MATTANEWS.CO, GORONTALO –Kepolisian Daerah (Polda) Gorontalo melalui Direktorat Reserse Kriminal Khusus, pimpinan Kombes Pol Dr Maruly Padede, S.H., S.I.K., M.H kembali menunjukkan eksistensinya dalam penyelesaian perkara, khususnya kasus tindak pidana korupsi, Senin (09/02/2026).
Ditreskrimsus telah melakukan tahap II penyerahan tersangka dan barang bukti perkara tindak pidana korupsi kepada Jaksa Penuntut Umum (JPU) di Kejaksaan Negeri Kota Gorontalo, berinisial MTL.
Dalam proses penyidikan, tersangka MTL melakukan perbuatan melawan hukum selaku peminjam perusahaan PT Fendel Structure Engineering, untuk melakukan pekerjaan pengawasan pemeliharaan berkala jalan nani wartabone, dengan nilai kontrak Rp761.494.800,- pada dinas PUPR Kota Gorontalo TA 2021.
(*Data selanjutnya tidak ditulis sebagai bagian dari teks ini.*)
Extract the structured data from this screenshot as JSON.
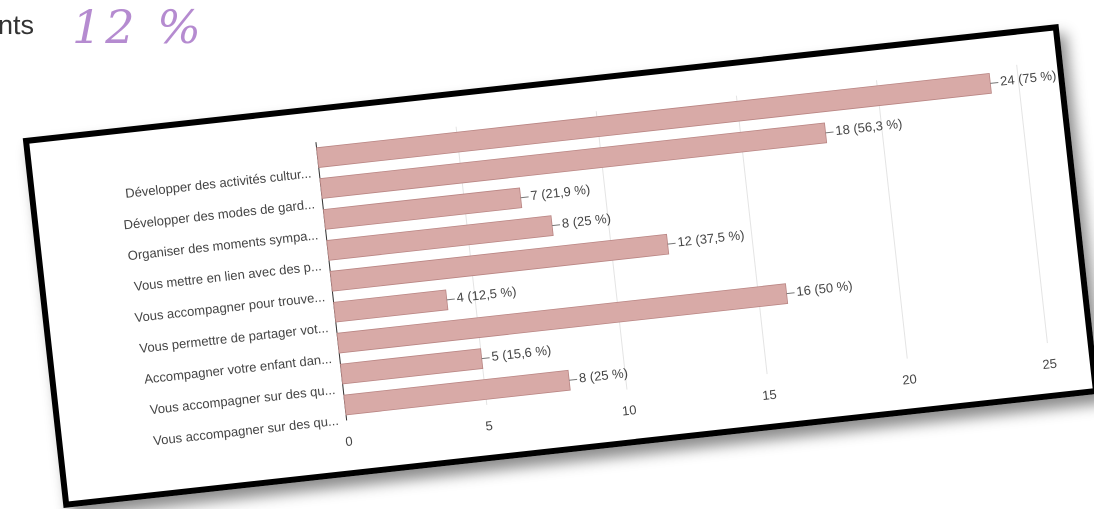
{
  "header": {
    "text": "nts",
    "note": "12 %"
  },
  "chart_data": {
    "type": "bar",
    "orientation": "horizontal",
    "categories": [
      "Développer des activités cultur...",
      "Développer des modes de gard...",
      "Organiser des moments sympa...",
      "Vous mettre en lien avec des p...",
      "Vous accompagner pour trouve...",
      "Vous permettre de partager vot...",
      "Accompagner votre enfant dan...",
      "Vous accompagner sur des qu...",
      "Vous accompagner sur des qu..."
    ],
    "values": [
      24,
      18,
      7,
      8,
      12,
      4,
      16,
      5,
      8
    ],
    "value_labels": [
      "24 (75 %)",
      "18 (56,3 %)",
      "7 (21,9 %)",
      "8 (25 %)",
      "12 (37,5 %)",
      "4 (12,5 %)",
      "16 (50 %)",
      "5 (15,6 %)",
      "8 (25 %)"
    ],
    "color": "#d8aaa7",
    "xlim": [
      0,
      25
    ],
    "xticks": [
      0,
      5,
      10,
      15,
      20,
      25
    ],
    "grid": true
  }
}
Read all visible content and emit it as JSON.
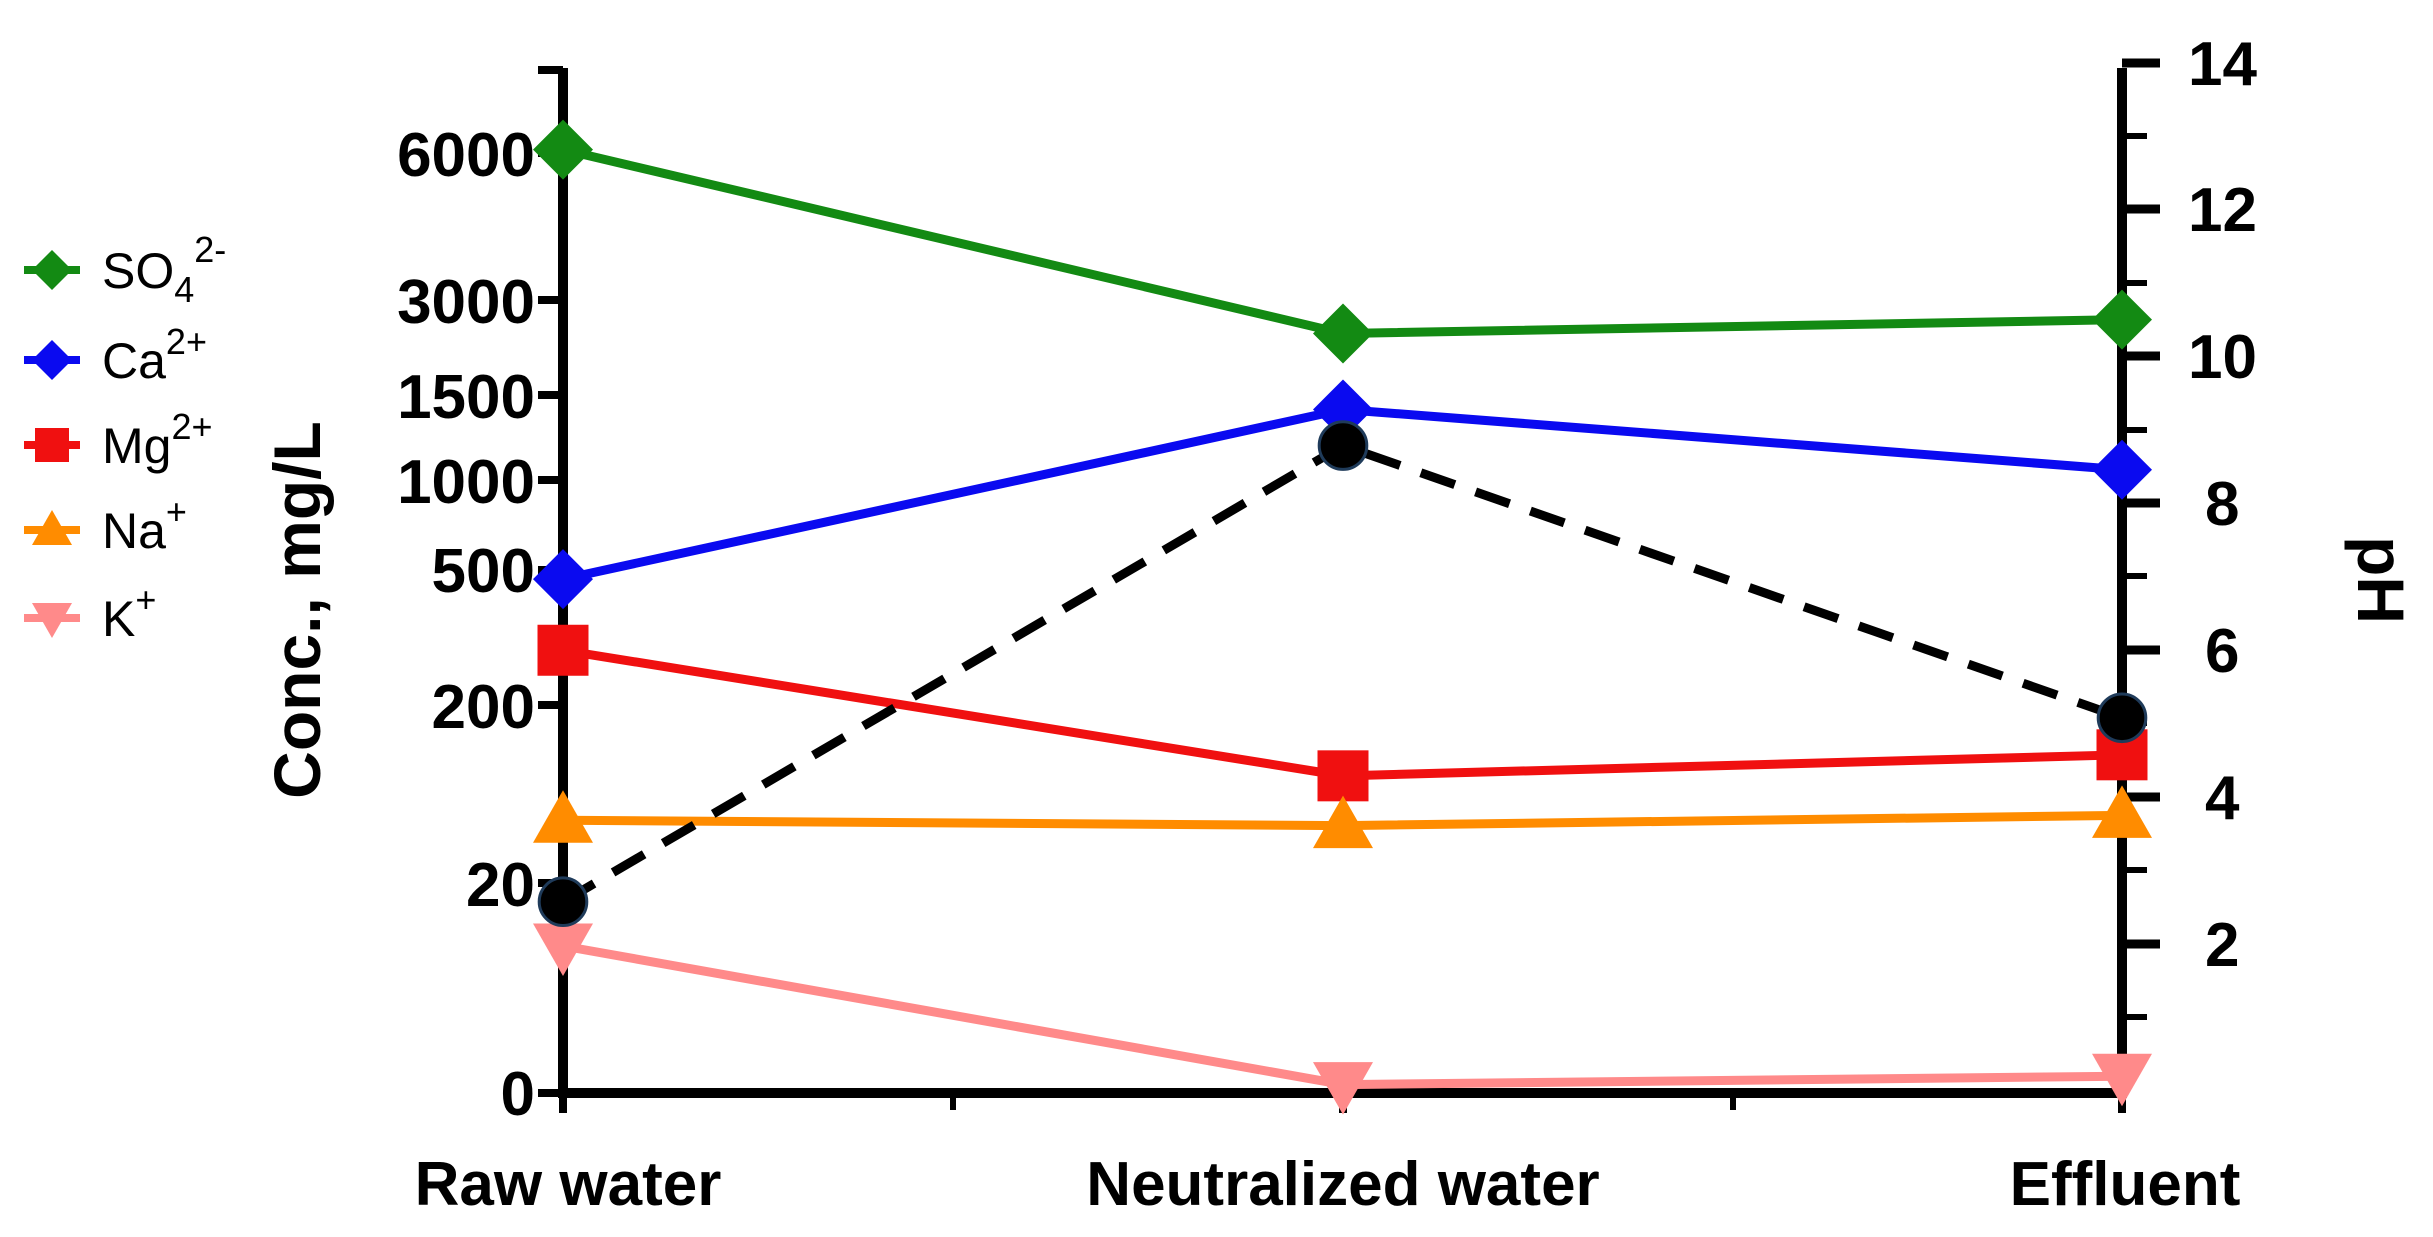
{
  "chart_data": {
    "type": "line",
    "categories": [
      "Raw water",
      "Neutralized water",
      "Effluent"
    ],
    "ylabel": "Conc., mg/L",
    "y2label": "pH",
    "y_ticks": [
      "0",
      "20",
      "200",
      "500",
      "1000",
      "1500",
      "3000",
      "6000"
    ],
    "y2_ticks": [
      "2",
      "4",
      "6",
      "8",
      "10",
      "12",
      "14"
    ],
    "y2lim": [
      0,
      14
    ],
    "series": [
      {
        "name": "SO4 2-",
        "label_base": "SO",
        "label_sub": "4",
        "label_sup": "2-",
        "color": "#138a13",
        "marker": "diamond",
        "axis": "left",
        "values": [
          6100,
          2350,
          2600
        ]
      },
      {
        "name": "Ca2+",
        "label_base": "Ca",
        "label_sub": "",
        "label_sup": "2+",
        "color": "#0a0af0",
        "marker": "diamond",
        "axis": "left",
        "values": [
          470,
          1400,
          1050
        ]
      },
      {
        "name": "Mg2+",
        "label_base": "Mg",
        "label_sub": "",
        "label_sup": "2+",
        "color": "#f01010",
        "marker": "square",
        "axis": "left",
        "values": [
          290,
          80,
          105
        ]
      },
      {
        "name": "Na+",
        "label_base": "Na",
        "label_sub": "",
        "label_sup": "+",
        "color": "#ff8c00",
        "marker": "triangle-up",
        "axis": "left",
        "values": [
          45,
          42,
          48
        ]
      },
      {
        "name": "K+",
        "label_base": "K",
        "label_sub": "",
        "label_sup": "+",
        "color": "#ff8a8a",
        "marker": "triangle-down",
        "axis": "left",
        "values": [
          14,
          0.8,
          1.6
        ]
      },
      {
        "name": "pH",
        "color": "#000000",
        "marker": "circle",
        "axis": "right",
        "dashed": true,
        "values": [
          2.6,
          8.8,
          5.1
        ]
      }
    ]
  }
}
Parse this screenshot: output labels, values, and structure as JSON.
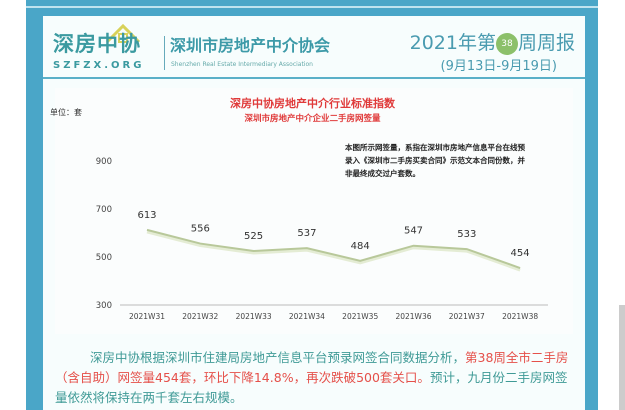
{
  "header": {
    "logo_cn": "深房中协",
    "logo_en": "SZFZX.ORG",
    "org_cn": "深圳市房地产中介协会",
    "org_en": "Shenzhen Real Estate Intermediary Association",
    "report_prefix": "2021年第",
    "week_badge": "38",
    "report_suffix": "周周报",
    "date_range": "(9月13日-9月19日)"
  },
  "colors": {
    "frame": "#4aa6c8",
    "title_red": "#e03a3a",
    "text_teal": "#3f9a96",
    "line": "#b8c89a"
  },
  "chart_data": {
    "type": "line",
    "title": "深房中协房地产中介行业标准指数",
    "subtitle": "深圳市房地产中介企业二手房网签量",
    "ylabel": "单位：套",
    "categories": [
      "2021W31",
      "2021W32",
      "2021W33",
      "2021W34",
      "2021W35",
      "2021W36",
      "2021W37",
      "2021W38"
    ],
    "values": [
      613,
      556,
      525,
      537,
      484,
      547,
      533,
      454
    ],
    "ylim": [
      300,
      1000
    ],
    "yticks": [
      300,
      500,
      700,
      900
    ],
    "grid": false,
    "note": "本图所示网签量，系指在深圳市房地产信息平台在线预录入《深圳市二手房买卖合同》示范文本合同份数，并非最终成交过户套数。"
  },
  "summary": {
    "part1": "深房中协根据深圳市住建局房地产信息平台预录网签合同数据分析，",
    "part2": "第38周全市二手房（含自助）网签量454套，环比下降14.8%，再次跌破500套关口。",
    "part3": "预计，九月份二手房网签量依然将保持在两千套左右规模。"
  }
}
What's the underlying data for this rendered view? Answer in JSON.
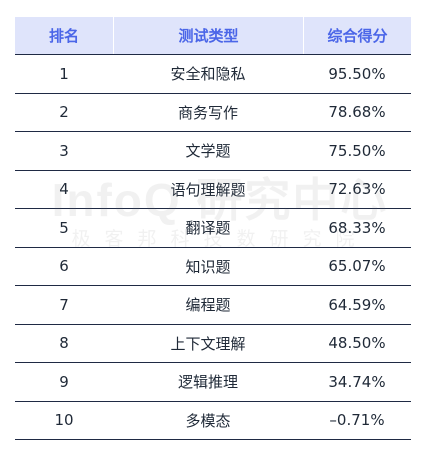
{
  "table": {
    "headers": {
      "rank": "排名",
      "test_type": "测试类型",
      "score": "综合得分"
    },
    "rows": [
      {
        "rank": "1",
        "test_type": "安全和隐私",
        "score": "95.50%"
      },
      {
        "rank": "2",
        "test_type": "商务写作",
        "score": "78.68%"
      },
      {
        "rank": "3",
        "test_type": "文学题",
        "score": "75.50%"
      },
      {
        "rank": "4",
        "test_type": "语句理解题",
        "score": "72.63%"
      },
      {
        "rank": "5",
        "test_type": "翻译题",
        "score": "68.33%"
      },
      {
        "rank": "6",
        "test_type": "知识题",
        "score": "65.07%"
      },
      {
        "rank": "7",
        "test_type": "编程题",
        "score": "64.59%"
      },
      {
        "rank": "8",
        "test_type": "上下文理解",
        "score": "48.50%"
      },
      {
        "rank": "9",
        "test_type": "逻辑推理",
        "score": "34.74%"
      },
      {
        "rank": "10",
        "test_type": "多模态",
        "score": "–0.71%"
      }
    ]
  },
  "watermark": {
    "main": "InfoQ 研究中心",
    "sub": "极客邦科技数研究院"
  },
  "colors": {
    "header_bg": "#dfe4fb",
    "header_text": "#4b66e8",
    "row_rule": "#1f2a44",
    "body_text": "#1f2937"
  }
}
Kejaksaan Tinggi Gorontalo berdasarkan Surat Nomor : B-196/P.5/Ft.1/01/2026, tanggal 30 Januari 2026 menyatakan, hasil penyidikan perkara tindak pidana korupsi tersangka sudah lengkap (P-21).
“Benar, berkasnya sudah kami limpahkan ke Kejaksaan Negeri Kota Gorontalo,” papar Kapolda Gorontalo, Irjen Pol Drs Widodo, melalui Direktorat Reserse Kriminal Khusus, Kombes Pol Dr Maruly Padede, kepada wartawan online Mattanews.co.
Kombes Pol Dr Maruly menerangkan, hingga saat ini Polda Gorontalo sudah mengamankan dan menetapkan empat orang tersangka dalam kasus ini.
“Alhamdullilah, kita sudah menuntaskan perkara ini, sehingga total tersangka yang telah diserahkan kepada Jaksa Penuntut Umum (JPU) sebanyak empat orang. Kini kita masih terus kembangkan kasusnya,” tegasnya.
Lebih lanjut, berdasarkan perhitungan kerugian keuangan negara yang dilakukan oleh Badan Pemeriksa Keuangan (BPK) RI, negara mengalami kerugian sebesar Rp659.775.934,00
“Tersangka kita persangkakan Pasal 2 ayat (1) dan Pasal 3 Undang-Undang No 31 Tahun 1999 tentang Pemberantasan Tindak Pidana Korupsi, sebagaimana diubah dengan Undang-Undang Nomor 20 Tahun 2001 tentang Perubahan atas Undang-Undang Nomor 31 Tahun 1999 tentang Pemberantasan Tindak Pidana Korupsi,” tandasnya.